Residents may face new discrimination: income bias. Because building owners are required to create affordable housing in addition to expensive rooms, many development companies are attempting to discriminate against the low-income residents. One particular building in New York has created a “poor door” for all the low-income residents to use, instead of the main entrances. By creating this door, the building is clearly showing its preference for wealthy tenants.

Luxury buildings can use more land and space if they also create affordable housing for those who make below the 60 percent median income. Still, the companies may segregate the lower-income residents from the wealthy patrons by banning the poorer people from using all of the resources in the building. For example, many buildings in New York, including the Extell building in question, prevent low-income residents from using the pools, basketball courts, and other amenities.

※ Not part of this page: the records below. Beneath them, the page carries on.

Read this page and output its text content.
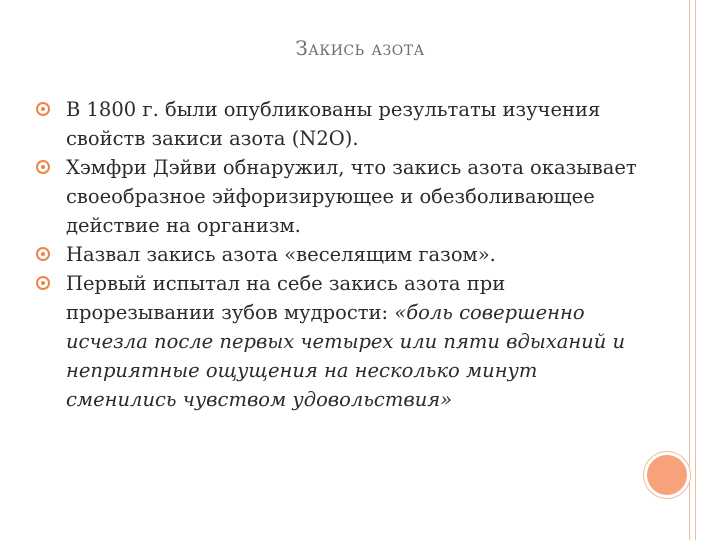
Закись азота
В 1800 г. были опубликованы результаты изучения свойств закиси азота (N2O).
Хэмфри Дэйви обнаружил, что закись азота оказывает своеобразное эйфоризирующее и обезболивающее действие на организм.
Назвал закись азота «веселящим газом».
Первый испытал на себе закись азота при прорезывании зубов мудрости: «боль совершенно исчезла после первых четырех или пяти вдыханий и неприятные ощущения на несколько минут сменились чувством удовольствия»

The housing itself is also very different between the wealthy and low-income residents. The rich residents have all of the river-viewing rooms while the less wealthy patrons all have street-facing views. In addition, Extell is the largest and most active builder of residential edifices in Manhattan, and should be setting an anti-discriminatory precedent for its fellow construction companies.

Tell the Extell building to allow residents to use any of the entrances into the building, regardless of income. Discrimination based on earnings should not be allowed or condoned.


Dear Mr. Barnett,

Your New York residential buildings have recently come under fire for creating separate entrances for low-income residents. This decision to prevent poorer tenants from entering the buildings in a normal fashion is disgusting and is discriminatory against residents who rely on affordable housing to survive. These people do not deserve to be forced into entering the undesirable “poor door” because of their earnings. The Inclusionary Housing Program should be exactly that—it should include lower-income individuals and families, instead of excluding them and alienating them from even going into your buildings through the main entrances.

Your company is the most active builder in Manhattan. You should be denouncing discrimination against low-income residents that is so prevalent in New York and elsewhere where companies must provide affordable housing. I ask that you allow all residents, including low-income tenants, to use every door in your Extell residential buildings.